Figure 1.

Nrf2 and SIRT1 signaling pathways regulation by antioxidants. (A) At optimal conditions, Nrf2 forms a KEAP1-ubiquitin complex, which downregulates Nrf2 via proteasomal degradation. Nrf2 activity is also inhibited by PTEN. This phosphatase decreases 3-phosphoinositides (PIP3) by conversion into PIP2, and the downstream Akt-GSK3β are not activated. The small amount of Nrf2 cannot be phosphorylated and translocated into the nucleus.

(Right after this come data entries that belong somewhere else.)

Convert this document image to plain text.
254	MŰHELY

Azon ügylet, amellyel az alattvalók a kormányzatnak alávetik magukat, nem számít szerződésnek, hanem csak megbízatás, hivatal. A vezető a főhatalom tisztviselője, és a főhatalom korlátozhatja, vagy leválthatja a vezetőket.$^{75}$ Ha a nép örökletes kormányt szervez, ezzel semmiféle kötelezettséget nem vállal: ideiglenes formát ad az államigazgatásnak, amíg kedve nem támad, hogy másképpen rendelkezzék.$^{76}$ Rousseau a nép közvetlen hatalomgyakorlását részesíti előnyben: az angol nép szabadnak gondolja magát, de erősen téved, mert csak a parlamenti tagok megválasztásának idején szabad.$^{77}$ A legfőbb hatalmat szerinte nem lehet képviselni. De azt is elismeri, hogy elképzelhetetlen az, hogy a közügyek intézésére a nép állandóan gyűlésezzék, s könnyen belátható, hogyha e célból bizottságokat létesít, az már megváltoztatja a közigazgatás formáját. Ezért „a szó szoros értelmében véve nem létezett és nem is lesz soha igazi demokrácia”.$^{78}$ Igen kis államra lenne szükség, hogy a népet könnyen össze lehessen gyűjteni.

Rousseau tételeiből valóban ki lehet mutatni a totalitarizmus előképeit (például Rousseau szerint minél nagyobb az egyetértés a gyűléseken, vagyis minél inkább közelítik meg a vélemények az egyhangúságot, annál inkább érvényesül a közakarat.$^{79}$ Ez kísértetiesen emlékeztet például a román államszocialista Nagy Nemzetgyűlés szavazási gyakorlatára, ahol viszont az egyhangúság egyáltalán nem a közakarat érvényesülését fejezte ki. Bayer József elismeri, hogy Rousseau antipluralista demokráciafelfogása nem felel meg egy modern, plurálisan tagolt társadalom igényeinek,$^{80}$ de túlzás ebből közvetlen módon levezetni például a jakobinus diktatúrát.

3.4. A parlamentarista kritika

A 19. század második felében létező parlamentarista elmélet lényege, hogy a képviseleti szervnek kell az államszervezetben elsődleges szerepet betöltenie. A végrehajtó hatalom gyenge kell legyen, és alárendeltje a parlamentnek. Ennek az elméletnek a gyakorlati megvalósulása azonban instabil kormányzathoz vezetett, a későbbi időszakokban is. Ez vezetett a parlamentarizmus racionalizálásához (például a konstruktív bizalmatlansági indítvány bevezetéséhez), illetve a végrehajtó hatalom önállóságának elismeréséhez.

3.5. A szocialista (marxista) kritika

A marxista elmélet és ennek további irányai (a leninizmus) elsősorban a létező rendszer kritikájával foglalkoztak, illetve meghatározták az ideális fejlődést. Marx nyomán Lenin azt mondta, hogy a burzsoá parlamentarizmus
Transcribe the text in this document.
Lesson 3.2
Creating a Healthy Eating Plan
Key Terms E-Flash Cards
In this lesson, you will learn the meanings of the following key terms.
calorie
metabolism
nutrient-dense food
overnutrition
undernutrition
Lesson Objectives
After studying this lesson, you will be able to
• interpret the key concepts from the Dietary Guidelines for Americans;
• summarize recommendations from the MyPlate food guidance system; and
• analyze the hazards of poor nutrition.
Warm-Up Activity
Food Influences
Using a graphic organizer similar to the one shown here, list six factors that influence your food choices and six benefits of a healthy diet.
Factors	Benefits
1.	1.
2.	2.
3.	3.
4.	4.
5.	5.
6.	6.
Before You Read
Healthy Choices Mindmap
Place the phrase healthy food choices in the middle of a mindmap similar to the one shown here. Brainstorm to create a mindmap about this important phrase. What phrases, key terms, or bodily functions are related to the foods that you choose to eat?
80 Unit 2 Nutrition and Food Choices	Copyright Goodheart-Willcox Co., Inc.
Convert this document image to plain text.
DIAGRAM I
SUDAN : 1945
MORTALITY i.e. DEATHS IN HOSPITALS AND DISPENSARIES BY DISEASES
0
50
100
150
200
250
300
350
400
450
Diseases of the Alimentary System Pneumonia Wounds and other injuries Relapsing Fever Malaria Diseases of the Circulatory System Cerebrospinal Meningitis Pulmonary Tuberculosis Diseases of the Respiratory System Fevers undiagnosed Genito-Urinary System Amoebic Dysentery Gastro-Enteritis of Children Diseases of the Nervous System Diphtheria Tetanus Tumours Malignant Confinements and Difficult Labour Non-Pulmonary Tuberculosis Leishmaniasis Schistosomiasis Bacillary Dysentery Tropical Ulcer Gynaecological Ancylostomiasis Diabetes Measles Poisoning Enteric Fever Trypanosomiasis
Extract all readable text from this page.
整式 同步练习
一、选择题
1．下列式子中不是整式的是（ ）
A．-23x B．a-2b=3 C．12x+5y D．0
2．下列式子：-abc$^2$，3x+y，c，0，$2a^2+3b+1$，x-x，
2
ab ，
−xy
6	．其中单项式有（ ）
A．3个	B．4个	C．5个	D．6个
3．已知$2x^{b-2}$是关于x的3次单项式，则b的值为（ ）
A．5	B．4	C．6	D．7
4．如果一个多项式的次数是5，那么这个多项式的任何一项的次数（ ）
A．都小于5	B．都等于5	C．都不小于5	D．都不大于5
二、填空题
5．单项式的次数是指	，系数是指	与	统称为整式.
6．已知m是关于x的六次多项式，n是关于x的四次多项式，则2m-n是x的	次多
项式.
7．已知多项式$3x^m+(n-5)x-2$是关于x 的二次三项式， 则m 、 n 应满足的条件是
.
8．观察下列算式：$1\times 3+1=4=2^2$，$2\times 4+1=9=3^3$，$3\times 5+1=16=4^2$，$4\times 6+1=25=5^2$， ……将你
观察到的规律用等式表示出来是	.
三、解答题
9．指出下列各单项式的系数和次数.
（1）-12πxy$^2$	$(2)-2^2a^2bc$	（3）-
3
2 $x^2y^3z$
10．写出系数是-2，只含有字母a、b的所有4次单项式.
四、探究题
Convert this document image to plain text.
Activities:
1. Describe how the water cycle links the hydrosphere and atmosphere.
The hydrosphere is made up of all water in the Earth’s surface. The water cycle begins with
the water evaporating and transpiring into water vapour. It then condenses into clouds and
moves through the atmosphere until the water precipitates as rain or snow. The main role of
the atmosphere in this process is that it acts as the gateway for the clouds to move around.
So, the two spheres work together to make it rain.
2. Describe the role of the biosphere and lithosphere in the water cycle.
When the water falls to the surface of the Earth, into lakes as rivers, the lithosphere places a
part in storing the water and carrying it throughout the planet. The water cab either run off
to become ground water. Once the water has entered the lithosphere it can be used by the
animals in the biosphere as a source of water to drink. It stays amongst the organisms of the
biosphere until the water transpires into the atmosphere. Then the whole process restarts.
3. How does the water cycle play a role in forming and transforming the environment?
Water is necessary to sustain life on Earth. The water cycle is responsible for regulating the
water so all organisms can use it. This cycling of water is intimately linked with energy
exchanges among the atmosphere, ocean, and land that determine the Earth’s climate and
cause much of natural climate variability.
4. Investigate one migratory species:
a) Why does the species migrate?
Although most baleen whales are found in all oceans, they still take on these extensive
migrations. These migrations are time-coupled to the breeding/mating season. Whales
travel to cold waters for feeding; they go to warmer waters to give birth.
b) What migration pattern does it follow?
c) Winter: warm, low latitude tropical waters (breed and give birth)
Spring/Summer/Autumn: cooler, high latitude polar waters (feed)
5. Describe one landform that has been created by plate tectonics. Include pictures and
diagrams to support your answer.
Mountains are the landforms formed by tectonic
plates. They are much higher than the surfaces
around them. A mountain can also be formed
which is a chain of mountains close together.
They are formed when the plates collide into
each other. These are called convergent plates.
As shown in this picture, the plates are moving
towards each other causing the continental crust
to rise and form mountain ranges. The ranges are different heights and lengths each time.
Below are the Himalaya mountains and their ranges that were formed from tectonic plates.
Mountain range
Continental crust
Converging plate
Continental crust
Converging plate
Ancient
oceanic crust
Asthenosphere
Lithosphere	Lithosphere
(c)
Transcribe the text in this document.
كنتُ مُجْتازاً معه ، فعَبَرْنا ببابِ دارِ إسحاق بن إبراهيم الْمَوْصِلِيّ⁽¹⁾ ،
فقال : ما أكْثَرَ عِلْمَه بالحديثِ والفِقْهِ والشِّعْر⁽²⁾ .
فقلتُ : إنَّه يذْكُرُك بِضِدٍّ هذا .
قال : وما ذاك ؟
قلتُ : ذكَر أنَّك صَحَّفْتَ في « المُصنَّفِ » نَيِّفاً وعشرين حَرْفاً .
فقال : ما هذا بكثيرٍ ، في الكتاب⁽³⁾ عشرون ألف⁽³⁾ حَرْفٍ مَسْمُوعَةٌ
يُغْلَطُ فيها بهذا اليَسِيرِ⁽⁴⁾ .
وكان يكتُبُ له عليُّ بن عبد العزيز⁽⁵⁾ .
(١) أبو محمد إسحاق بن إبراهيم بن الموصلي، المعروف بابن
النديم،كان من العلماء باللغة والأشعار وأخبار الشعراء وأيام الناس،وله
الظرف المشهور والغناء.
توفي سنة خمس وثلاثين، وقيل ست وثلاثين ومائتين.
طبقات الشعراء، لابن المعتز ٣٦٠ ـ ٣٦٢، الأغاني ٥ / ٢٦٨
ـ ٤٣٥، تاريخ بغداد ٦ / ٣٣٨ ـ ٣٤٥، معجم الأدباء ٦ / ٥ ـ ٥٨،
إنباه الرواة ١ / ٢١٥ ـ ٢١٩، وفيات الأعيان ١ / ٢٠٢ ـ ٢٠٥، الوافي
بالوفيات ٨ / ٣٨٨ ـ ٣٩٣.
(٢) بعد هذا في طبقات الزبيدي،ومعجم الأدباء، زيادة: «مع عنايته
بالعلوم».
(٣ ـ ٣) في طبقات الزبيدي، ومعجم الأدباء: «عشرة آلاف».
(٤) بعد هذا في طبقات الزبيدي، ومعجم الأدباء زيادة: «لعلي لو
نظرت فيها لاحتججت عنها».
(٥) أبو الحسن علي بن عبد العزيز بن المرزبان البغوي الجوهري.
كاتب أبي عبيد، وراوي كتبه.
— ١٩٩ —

Another mechanism of antioxidants involves SIRT1/FOXOa3 and the PGC1α pathway by expression of the antioxidant defense genes and mitochondrial biogenesis. (B) With physiological doses of antioxidants, KEAP1 is oxidized and the Nrf2 complex is destroyed, which results in an increased amount of Nrf2. PTEN is also suppressed and, thus, activates the previously described pathway with the following translocation of Nrf2 into the nucleus. Phosphorylated Nrf2 binds to the electrophile response element (EpRE) that starts the expression of the phase II antioxidant enzymes. Metabolic stress activates the Nrf2 pathway in the same manner. Moderate physical exercise stimulates both Nrf2 and SIRT1 signaling. Melatonin exerts its antioxidant effects through receptor-mediated transcriptional activity and after diffusion in the cytosol via several different pathways.